Monday, January 13, 2003

Thanks for clearing that up, Pete

THANKS FOR CLEARING THAT UP, PETE: Pete Townshend has attempted to ensure that he can argue press coverage means he can't get a fair trial... um, sorry, given an interview to clear his name to today's Sun. The pattern of a story slightly shifting is quite pretty if you hold it up to the light.

Now, it seems, he's looked at "three or four" sites after "accidently stumbling across one" - it's funny how it's so easy to accidently stumble across a child porn site, type your credit card details in, press the confirm button and start looking at pictures of children being abused - it happens before you even realise it, doesn't it? Though how Townshend squares the "it was all a horrible accident" with the "it was all done in the name of research" argument isn't clear.

“I have never purchased any forms of child pornography or wished to own any. I saw the first awful photo by accident. It repelled me and shocked me to my very core.

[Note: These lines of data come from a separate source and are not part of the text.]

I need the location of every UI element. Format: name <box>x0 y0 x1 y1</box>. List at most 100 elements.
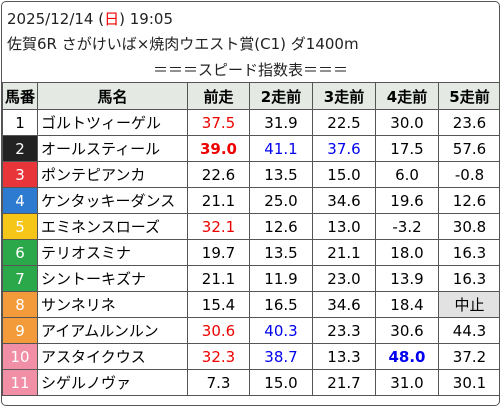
row: 11 シゲルノヴァ 7.3 15.0 21.7 31.0 30.1 <box>2 369 499 396</box>
date: 2025/12/14 <box>7 10 94 28</box>
score: 37.2 <box>438 343 499 370</box>
horse-number: 10 <box>2 343 38 370</box>
horse-name: シントーキズナ <box>37 265 188 292</box>
score: 12.6 <box>438 187 499 214</box>
paren: ( <box>98 10 105 28</box>
row: 8 サンネリネ 15.4 16.5 34.6 18.4 中止 <box>2 291 499 318</box>
score: 57.6 <box>438 135 499 162</box>
speed-table: 馬番 馬名 前走 2走前 3走前 4走前 5走前 1 ゴルトツィーゲル 37.5 31.9 22.5… <box>2 82 499 396</box>
score: 13.0 <box>312 213 376 240</box>
score: 7.3 <box>187 369 250 396</box>
score: 中止 <box>438 291 499 318</box>
score: 13.5 <box>249 239 313 266</box>
score: 13.9 <box>375 265 439 292</box>
horse-number: 4 <box>2 187 38 214</box>
score: 34.6 <box>312 291 376 318</box>
score: 19.7 <box>187 239 250 266</box>
score: 13.5 <box>249 161 313 188</box>
score: 15.0 <box>249 369 313 396</box>
score: 32.1 <box>187 213 250 240</box>
score: 21.7 <box>312 369 376 396</box>
horse-number: 5 <box>2 213 38 240</box>
score: 44.3 <box>438 317 499 344</box>
horse-number: 11 <box>2 369 38 396</box>
row: 10 アスタイクウス 32.3 38.7 13.3 48.0 37.2 <box>2 343 499 370</box>
score: 38.7 <box>249 343 313 370</box>
horse-number: 3 <box>2 161 38 188</box>
score: 37.5 <box>187 109 250 136</box>
date-line: 2025/12/14 (日) 19:05 <box>7 8 173 29</box>
horse-name: ゴルトツィーゲル <box>37 109 188 136</box>
score: 21.1 <box>312 239 376 266</box>
horse-number: 7 <box>2 265 38 292</box>
score: 34.6 <box>312 187 376 214</box>
row: 3 ポンテピアンカ 22.6 13.5 15.0 6.0 -0.8 <box>2 161 499 188</box>
score: 31.9 <box>249 109 313 136</box>
score: 31.0 <box>375 369 439 396</box>
score: 40.3 <box>249 317 313 344</box>
score: 15.0 <box>312 161 376 188</box>
score: -0.8 <box>438 161 499 188</box>
score: 16.3 <box>438 265 499 292</box>
score: 23.6 <box>438 109 499 136</box>
score: 17.5 <box>375 135 439 162</box>
score: 21.1 <box>187 187 250 214</box>
score: 30.8 <box>438 213 499 240</box>
column-header: 5走前 <box>438 82 499 110</box>
horse-name: サンネリネ <box>37 291 188 318</box>
paren: ) <box>119 10 125 28</box>
horse-name: ポンテピアンカ <box>37 161 188 188</box>
race: 佐賀6R さがけいば×焼肉ウエスト賞(C1) ダ1400m <box>7 35 359 53</box>
score: 6.0 <box>375 161 439 188</box>
row: 1 ゴルトツィーゲル 37.5 31.9 22.5 30.0 23.6 <box>2 109 499 136</box>
horse-number: 2 <box>2 135 38 162</box>
score: -3.2 <box>375 213 439 240</box>
score: 19.6 <box>375 187 439 214</box>
score: 37.6 <box>312 135 376 162</box>
score: 18.0 <box>375 239 439 266</box>
score: 22.6 <box>187 161 250 188</box>
horse-number: 9 <box>2 317 38 344</box>
score: 25.0 <box>249 187 313 214</box>
score: 22.5 <box>312 109 376 136</box>
column-header: 2走前 <box>249 82 313 110</box>
row: 4 ケンタッキーダンス 21.1 25.0 34.6 19.6 12.6 <box>2 187 499 214</box>
score: 21.1 <box>187 265 250 292</box>
score: 13.3 <box>312 343 376 370</box>
column-header: 4走前 <box>375 82 439 110</box>
score: 23.3 <box>312 317 376 344</box>
column-header: 馬名 <box>37 82 188 110</box>
score: 23.0 <box>312 265 376 292</box>
horse-name: テリオスミナ <box>37 239 188 266</box>
weekday: 日 <box>104 10 120 28</box>
horse-name: エミネンスローズ <box>37 213 188 240</box>
score: 30.6 <box>187 317 250 344</box>
score: 30.0 <box>375 109 439 136</box>
row: 7 シントーキズナ 21.1 11.9 23.0 13.9 16.3 <box>2 265 499 292</box>
row: 5 エミネンスローズ 32.1 12.6 13.0 -3.2 30.8 <box>2 213 499 240</box>
horse-name: アイアムルンルン <box>37 317 188 344</box>
score: 41.1 <box>249 135 313 162</box>
score: 48.0 <box>375 343 439 370</box>
score: 30.1 <box>438 369 499 396</box>
horse-number: 6 <box>2 239 38 266</box>
score: 11.9 <box>249 265 313 292</box>
score: 39.0 <box>187 135 250 162</box>
score: 18.4 <box>375 291 439 318</box>
row: 9 アイアムルンルン 30.6 40.3 23.3 30.6 44.3 <box>2 317 499 344</box>
horse-name: シゲルノヴァ <box>37 369 188 396</box>
row: 6 テリオスミナ 19.7 13.5 21.1 18.0 16.3 <box>2 239 499 266</box>
horse-number: 8 <box>2 291 38 318</box>
horse-name: アスタイクウス <box>37 343 188 370</box>
horse-name: オールスティール <box>37 135 188 162</box>
score: 30.6 <box>375 317 439 344</box>
score: 16.3 <box>438 239 499 266</box>
row: 2 オールスティール 39.0 41.1 37.6 17.5 57.6 <box>2 135 499 162</box>
header-row: 馬番 馬名 前走 2走前 3走前 4走前 5走前 <box>2 82 499 110</box>
table-title: ＝＝＝スピード指数表＝＝＝ <box>152 61 348 79</box>
horse-number: 1 <box>2 109 38 136</box>
time: 19:05 <box>129 10 173 28</box>
score: 32.3 <box>187 343 250 370</box>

So shocked you went out and looked at other sites? Was this because you weren't shocked enough?
“I was not breaking the law at the time. This was in the winter of 1996/1997. It was then illegal to download, which I did not do, not to search and view.

Hello? Pete, mate, what do you think you're doing when you access a webpage? You're downloading it, aren't you? You might not be *saving* the document permanently, but you're still having to copy the thing from the remote computer to your own. And even if you didn't right click on anything, this is surely all a legal nicety, isn't it? Wouldn't you be as upset if I came and peered in through your bedroom window even if I didn't take pictures?
“I did not think using a credit card was illegal either at the time. As a public figure I would never have given details had I known I would be breaking UK law."

Right. So, you're expecting us to believe that you're so stupid that it didn't occur to you that paying cash to people who sell pictures of kids being raped might not only be stinkingly unethical but also illegal? And, hang on a moment...
"[The Internet] is allowing child porn to be circulated freely around the world, crossing borders, allowing laws to be ignored...

- hey, Peter - maybe all the people downloading child porn aren't ignoring the laws. Maybe they just didn't know what they were doing was illegal.